Adverse Impact on Corporate Investments in the U.S.

With their economic interests spread across the world economy, economic troubles outside as well as inside the U.S. reduce the funds U.S. corporations have to invest anywhere.  Wherever economic troubles arise, U.S. corporations are largely free to distribute losses across multiple parts of their worldwide operations in whatever combinations they deem most profitable.

The U.S. is very likely to get a share of investment losses, even those losses that originate outside the U.S.  This is likely for at least two reasons:

  • In recent years rates of return on investments have generally been higher in some of the emerging economies than in the U.S., so U.S. corporations are unlikely to favor the U.S. over all other countries in which they have operations.
  • With an eye to future possibilities, U.S. corporations may even respond to shrinking profits outside the U.S. by shifting funds from the U.S. to economically troubled regions to maintain political favor, increase the productivity of operations in those regions, and/or finance takeovers of weaker competitors.

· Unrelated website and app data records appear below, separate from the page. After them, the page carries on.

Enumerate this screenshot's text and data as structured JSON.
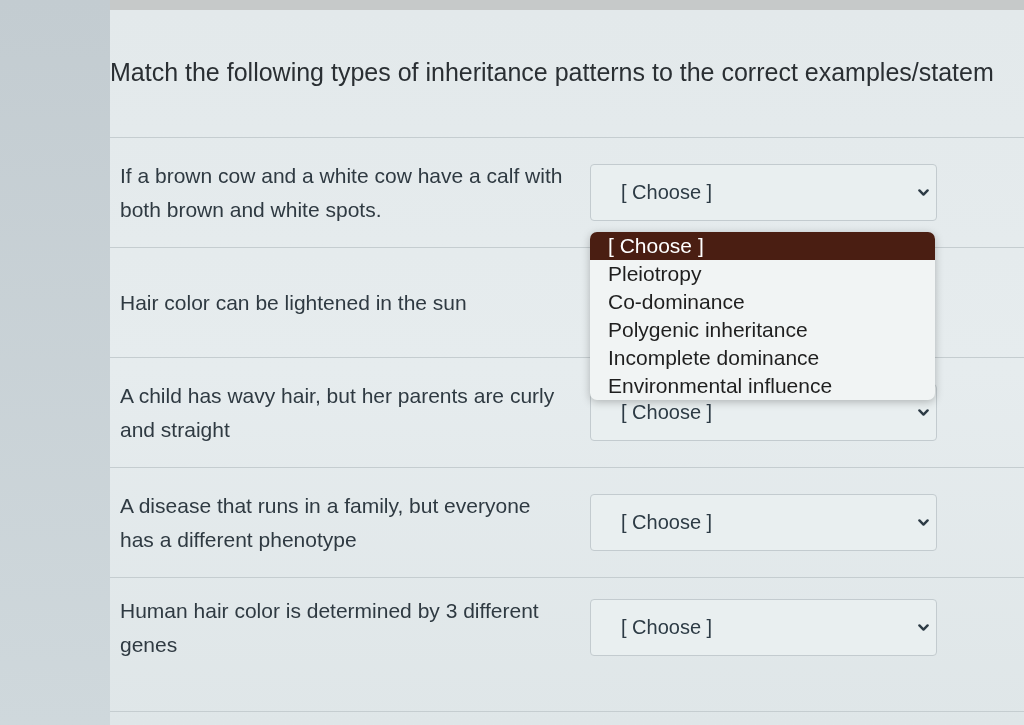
{
  "title": "Match the following types of inheritance patterns to the correct examples/statem",
  "questions": [
    {
      "prompt": "If a brown cow and a white cow have a calf with both brown and white spots.",
      "select": {
        "value": "[ Choose ]",
        "options": [
          {
            "label": "[ Choose ]",
            "selected": true
          },
          {
            "label": "Pleiotropy",
            "selected": false
          },
          {
            "label": "Co-dominance",
            "selected": false
          },
          {
            "label": "Polygenic inheritance",
            "selected": false
          },
          {
            "label": "Incomplete dominance",
            "selected": false
          },
          {
            "label": "Environmental influence",
            "selected": false
          }
        ]
      }
    },
    {
      "prompt": "Hair color can be lightened in the sun"
    },
    {
      "prompt": "A child has wavy hair, but her parents are curly and straight",
      "select": {
        "value": "[ Choose ]"
      }
    },
    {
      "prompt": "A disease that runs in a family, but everyone has a different phenotype",
      "select": {
        "value": "[ Choose ]"
      }
    },
    {
      "prompt": "Human hair color is determined by 3 different genes",
      "select": {
        "value": "[ Choose ]"
      }
    }
  ]
}
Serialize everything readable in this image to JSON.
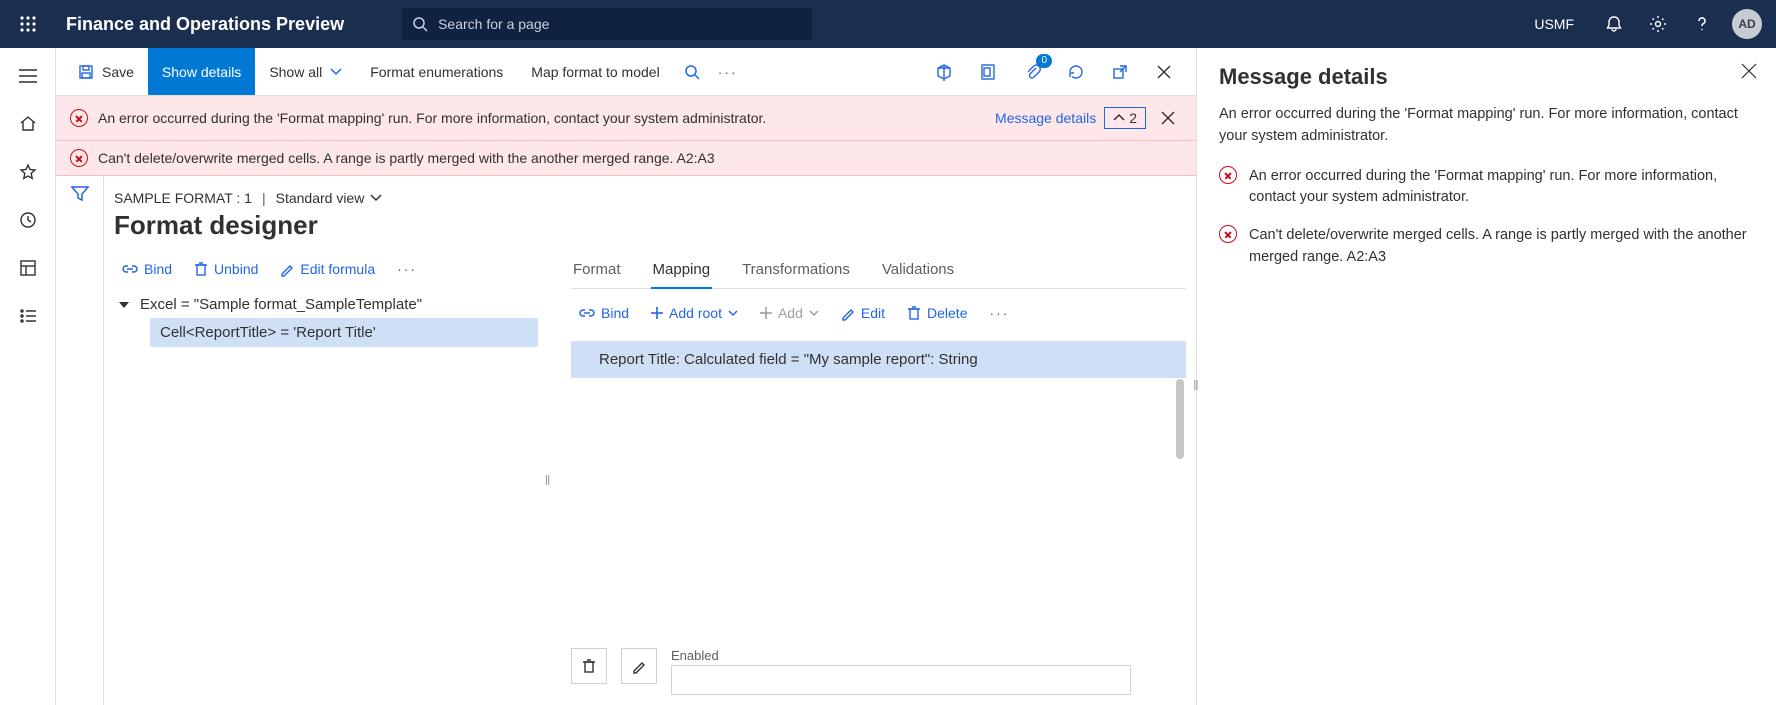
{
  "top": {
    "title": "Finance and Operations Preview",
    "search_placeholder": "Search for a page",
    "entity": "USMF",
    "avatar": "AD"
  },
  "actionbar": {
    "save": "Save",
    "show_details": "Show details",
    "show_all": "Show all",
    "format_enum": "Format enumerations",
    "map_format": "Map format to model",
    "clip_badge": "0"
  },
  "banner": {
    "error1": "An error occurred during the 'Format mapping' run. For more information, contact your system administrator.",
    "error2": "Can't delete/overwrite merged cells. A range is partly merged with the another merged range. A2:A3",
    "link": "Message details",
    "count": "2"
  },
  "page": {
    "crumb_left": "SAMPLE FORMAT : 1",
    "crumb_view": "Standard view",
    "title": "Format designer"
  },
  "left_tools": {
    "bind": "Bind",
    "unbind": "Unbind",
    "edit_formula": "Edit formula"
  },
  "tree": {
    "root": "Excel = \"Sample format_SampleTemplate\"",
    "child": "Cell<ReportTitle> = 'Report Title'"
  },
  "tabs": {
    "format": "Format",
    "mapping": "Mapping",
    "transformations": "Transformations",
    "validations": "Validations"
  },
  "right_tools": {
    "bind": "Bind",
    "add_root": "Add root",
    "add": "Add",
    "edit": "Edit",
    "delete": "Delete"
  },
  "mapping_row": "Report Title: Calculated field = \"My sample report\": String",
  "prop": {
    "enabled": "Enabled"
  },
  "panel": {
    "title": "Message details",
    "summary": "An error occurred during the 'Format mapping' run. For more information, contact your system administrator.",
    "msgs": [
      "An error occurred during the 'Format mapping' run. For more information, contact your system administrator.",
      "Can't delete/overwrite merged cells. A range is partly merged with the another merged range. A2:A3"
    ]
  }
}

A reduction in the flow of investments in the U.S. almost necessarily slows job growth.

Adverse Impact on Spending by Older Americans

Economic troubles outside the U.S. can have an adverse impact on spending by all Americans, but the adverse impact on spending by older workers and retirees is particularly direct.  Moreover, the size of the impact is growing as large numbers of baby boomers transition out of the labor force.  (The Pew Research Center estimates that about 10,000 people now turn 65 every day. )

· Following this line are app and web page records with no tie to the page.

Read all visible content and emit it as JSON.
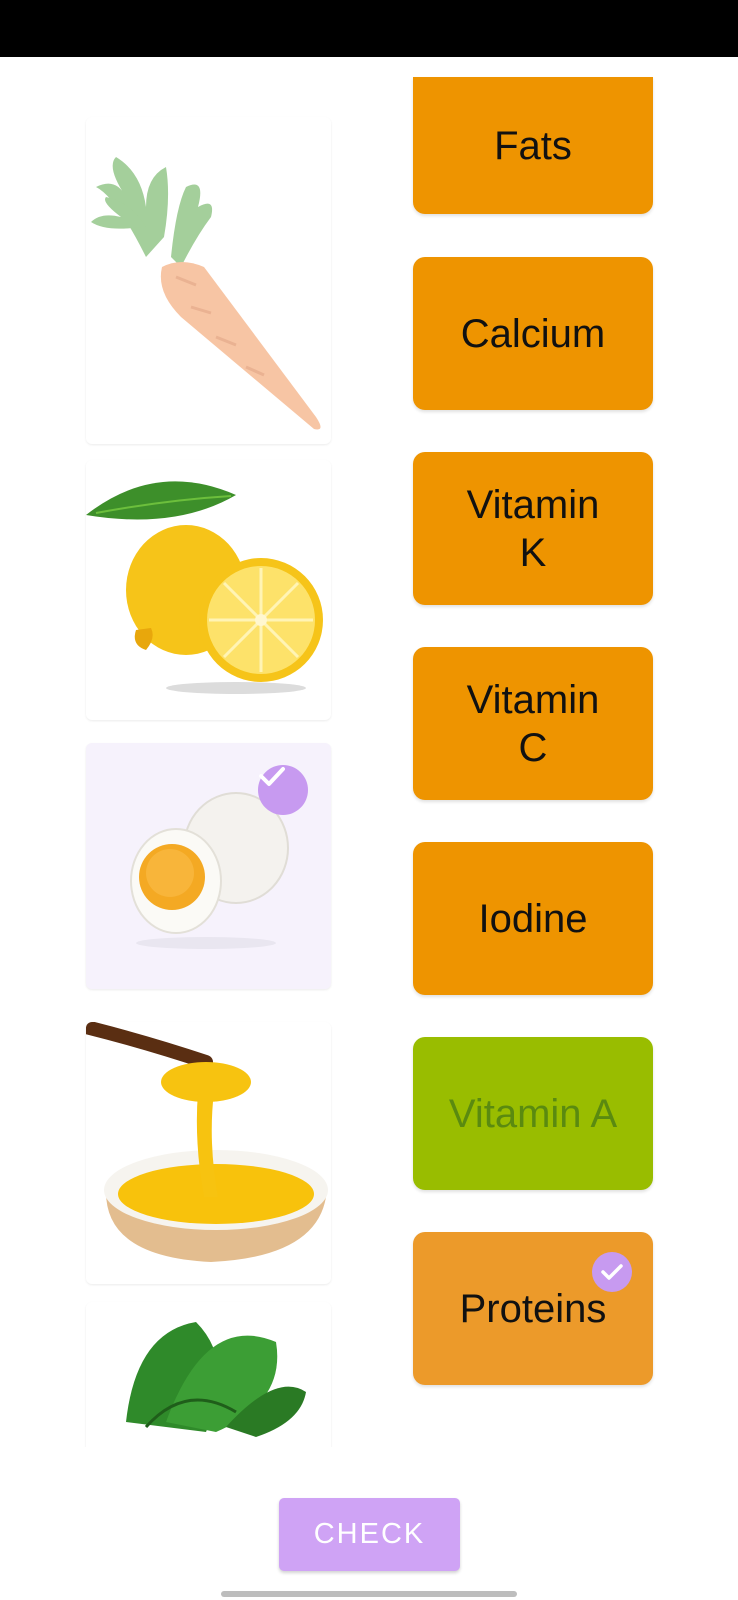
{
  "colors": {
    "nutrient_default": "#ee9400",
    "nutrient_correct": "#99bd00",
    "nutrient_correct_text": "#5a8a10",
    "nutrient_selected": "#ec9a2a",
    "check_accent": "#c79af0",
    "check_button": "#cfa3f5"
  },
  "foods": [
    {
      "name": "carrot",
      "selected": false,
      "faded": true
    },
    {
      "name": "lemon",
      "selected": false
    },
    {
      "name": "egg",
      "selected": true
    },
    {
      "name": "ghee",
      "selected": false
    },
    {
      "name": "spinach",
      "selected": false
    }
  ],
  "nutrients": [
    {
      "label": "Fats",
      "state": "default"
    },
    {
      "label": "Calcium",
      "state": "default"
    },
    {
      "label": "Vitamin K",
      "state": "default"
    },
    {
      "label": "Vitamin C",
      "state": "default"
    },
    {
      "label": "Iodine",
      "state": "default"
    },
    {
      "label": "Vitamin A",
      "state": "correct"
    },
    {
      "label": "Proteins",
      "state": "selected"
    }
  ],
  "check_button": {
    "label": "CHECK"
  }
}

Older Workers.  Older workers see retirement coming, so they are likely to increase investments for retirement.  Those with families are also likely to try to build investments to leave their children.

Increases in investment activities link the spending behavior of older workers directly to economic troubles outside the U.S. because decisions about how much income to invest are influenced by stock market trends.  And those trends are tied to profits earned by U.S. corporations outside the U.S. as well as those earned in the U.S.

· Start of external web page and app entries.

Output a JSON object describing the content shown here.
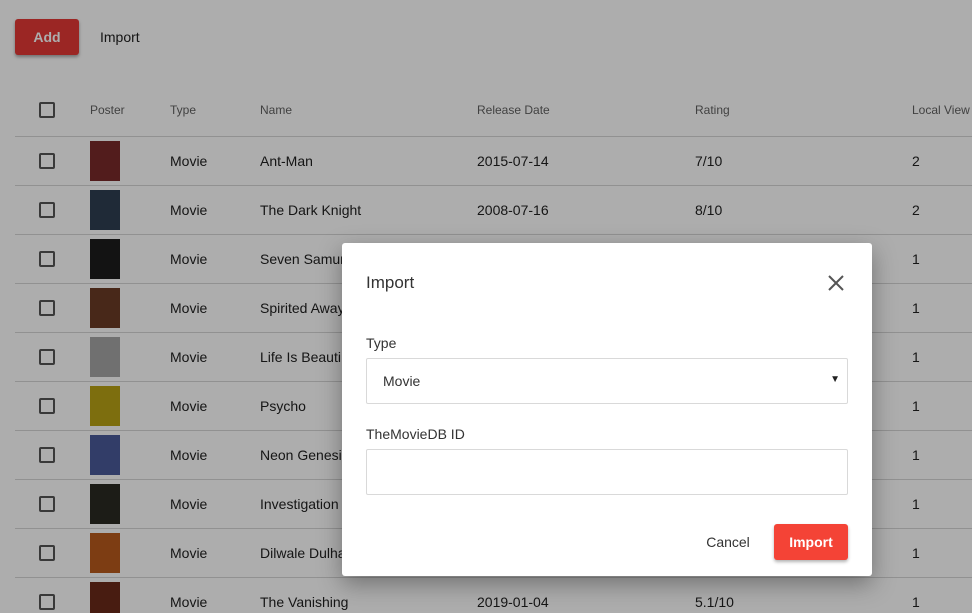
{
  "toolbar": {
    "add_label": "Add",
    "import_label": "Import"
  },
  "table": {
    "headers": {
      "poster": "Poster",
      "type": "Type",
      "name": "Name",
      "release_date": "Release Date",
      "rating": "Rating",
      "local_views": "Local View"
    },
    "rows": [
      {
        "type": "Movie",
        "name": "Ant-Man",
        "release_date": "2015-07-14",
        "rating": "7/10",
        "local_views": "2",
        "poster_color": "#7a2a2a"
      },
      {
        "type": "Movie",
        "name": "The Dark Knight",
        "release_date": "2008-07-16",
        "rating": "8/10",
        "local_views": "2",
        "poster_color": "#2e3f52"
      },
      {
        "type": "Movie",
        "name": "Seven Samur",
        "release_date": "",
        "rating": "",
        "local_views": "1",
        "poster_color": "#1c1c1c"
      },
      {
        "type": "Movie",
        "name": "Spirited Away",
        "release_date": "",
        "rating": "",
        "local_views": "1",
        "poster_color": "#6b3b25"
      },
      {
        "type": "Movie",
        "name": "Life Is Beauti",
        "release_date": "",
        "rating": "",
        "local_views": "1",
        "poster_color": "#a6a6a6"
      },
      {
        "type": "Movie",
        "name": "Psycho",
        "release_date": "",
        "rating": "",
        "local_views": "1",
        "poster_color": "#b8a316"
      },
      {
        "type": "Movie",
        "name": "Neon Genesis of Evangelion",
        "release_date": "",
        "rating": "",
        "local_views": "1",
        "poster_color": "#4a5a9a"
      },
      {
        "type": "Movie",
        "name": "Investigation Suspicion",
        "release_date": "",
        "rating": "",
        "local_views": "1",
        "poster_color": "#2a2a22"
      },
      {
        "type": "Movie",
        "name": "Dilwale Dulha",
        "release_date": "",
        "rating": "",
        "local_views": "1",
        "poster_color": "#b85a1c"
      },
      {
        "type": "Movie",
        "name": "The Vanishing",
        "release_date": "2019-01-04",
        "rating": "5.1/10",
        "local_views": "1",
        "poster_color": "#6a2a1a"
      }
    ]
  },
  "dialog": {
    "title": "Import",
    "type_label": "Type",
    "type_value": "Movie",
    "id_label": "TheMovieDB ID",
    "id_value": "",
    "cancel_label": "Cancel",
    "import_label": "Import"
  },
  "colors": {
    "accent": "#f44336",
    "backdrop": "rgba(0,0,0,0.32)"
  }
}
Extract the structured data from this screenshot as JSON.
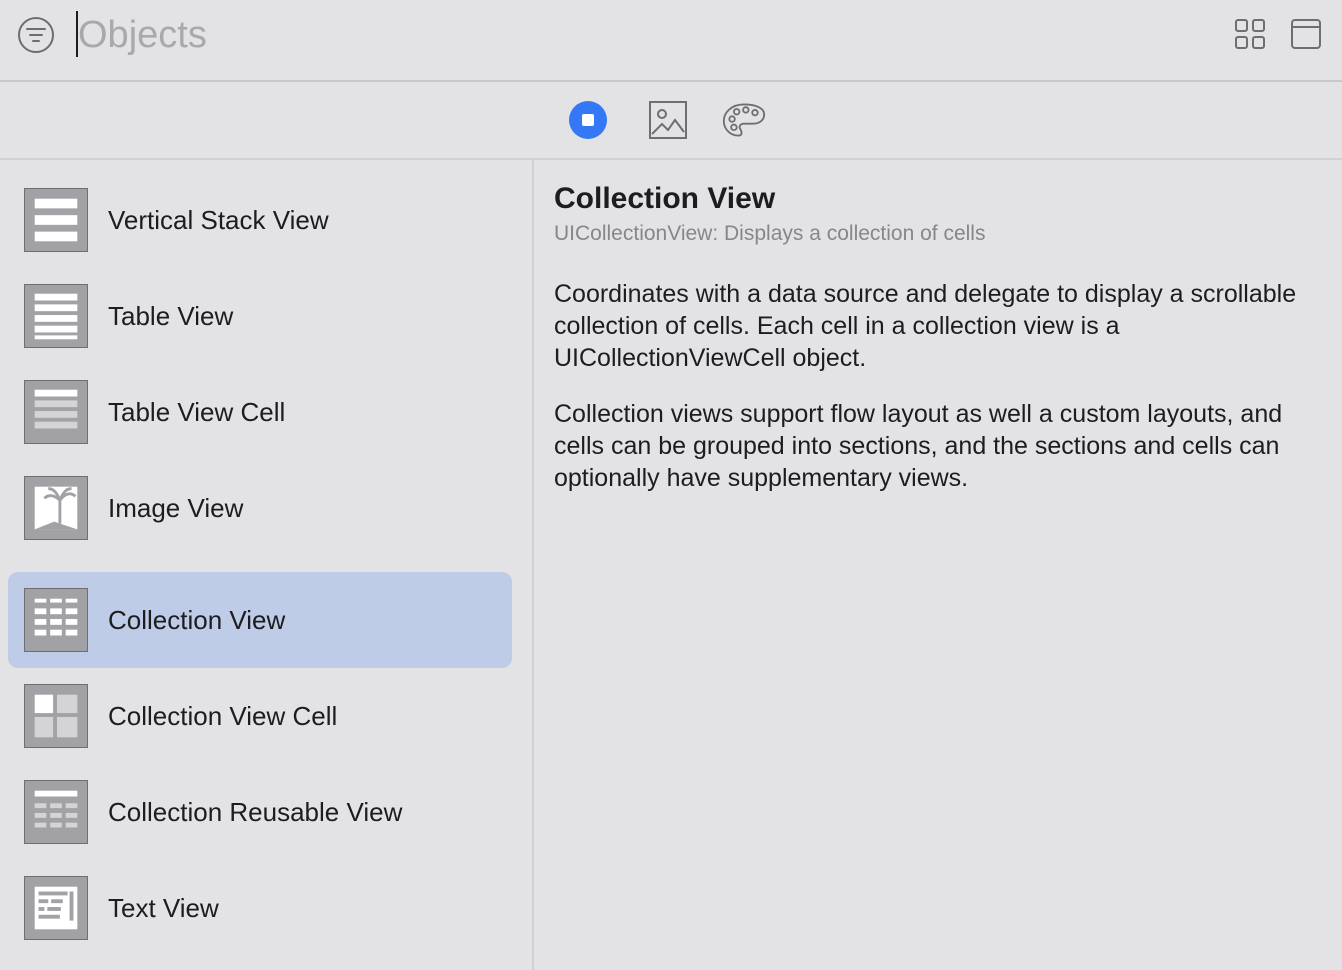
{
  "search": {
    "placeholder": "Objects",
    "value": ""
  },
  "toolbar": {
    "filter_icon": "filter-icon",
    "grid_icon": "grid-view-icon",
    "window_icon": "window-icon"
  },
  "tabs": [
    {
      "name": "objects",
      "icon": "objects-icon",
      "selected": true,
      "accent": "#3478f6"
    },
    {
      "name": "media",
      "icon": "image-icon",
      "selected": false
    },
    {
      "name": "colors",
      "icon": "palette-icon",
      "selected": false
    }
  ],
  "items": [
    {
      "label": "",
      "icon": "stack-view-icon"
    },
    {
      "label": "Vertical Stack View",
      "icon": "vertical-stack-view-icon"
    },
    {
      "label": "Table View",
      "icon": "table-view-icon"
    },
    {
      "label": "Table View Cell",
      "icon": "table-view-cell-icon"
    },
    {
      "label": "Image View",
      "icon": "image-view-icon"
    },
    {
      "label": "Collection View",
      "icon": "collection-view-icon",
      "selected": true
    },
    {
      "label": "Collection View Cell",
      "icon": "collection-view-cell-icon"
    },
    {
      "label": "Collection Reusable View",
      "icon": "collection-reusable-view-icon"
    },
    {
      "label": "Text View",
      "icon": "text-view-icon"
    }
  ],
  "detail": {
    "title": "Collection View",
    "subtitle": "UICollectionView: Displays a collection of cells",
    "paragraphs": [
      "Coordinates with a data source and delegate to display a scrollable collection of cells. Each cell in a collection view is a UICollectionViewCell object.",
      "Collection views support flow layout as well a custom layouts, and cells can be grouped into sections, and the sections and cells can optionally have supplementary views."
    ]
  },
  "colors": {
    "selection": "#bfcce8",
    "accent": "#3478f6",
    "background": "#e3e2e5"
  }
}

To reach a given financial position, higher stock market returns translate into being able to keep more income for spending.  Lower returns translate into having to reduce spending and invest more income.  (In this regard, it is important to note that the majority of older workers are at the highest income plateau they will reach in their working lives, so investment increases must be offset by spending reductions.)

By lowering the rate at which stock values increase, troubles outside the U.S. reduce spending in the U.S. Less spending translates into slower job growth.

Retirees.  The link between economic troubles outside the U.S. and the spending behavior of retirees is even stronger.

Retirement brings a partial or complete shift to sources of income that are quite dependent on trends in corporate profits and stock values – social security, pensions, and government programs that supplement incomes (e.g., Medicare, Medicaid, assistance with food, transportation, and housing costs).  Pensions are directly funded by corporate profits and stock values.  Social Security and other government programs are funded by revenues partly derived from taxes corporate profits and taxes on individual earnings on stock portfolios.

Thus, through their adverse impact on corporate profits and stock values, economic troubles outside the U.S. reduce spending by U.S. retirees and government spending on behalf of retirees.   Slower job growth necessarily follows.

The Longer View

Most economists keep looking for a much needed shift to a sustained high rate of job growth in the U.S.  It probably will not come.

As things now stand, the world economy is chronically unsteady, plagued by sporadic outcroppings of economic troubles (that are mistakenly defined in terms of national boundaries rather than in terms of the world economy).  U.S. job growth is dampened by this global and revolving economic troubles account and will be dampened further as U.S. corporations spread their operations to even more regions of the world economy.

This state of things is more likely than not to continue indefinitely, unless the world’s nations do a much better job of managing the world economy as a whole and the U.S. government does a better job of managing investments in the U.S.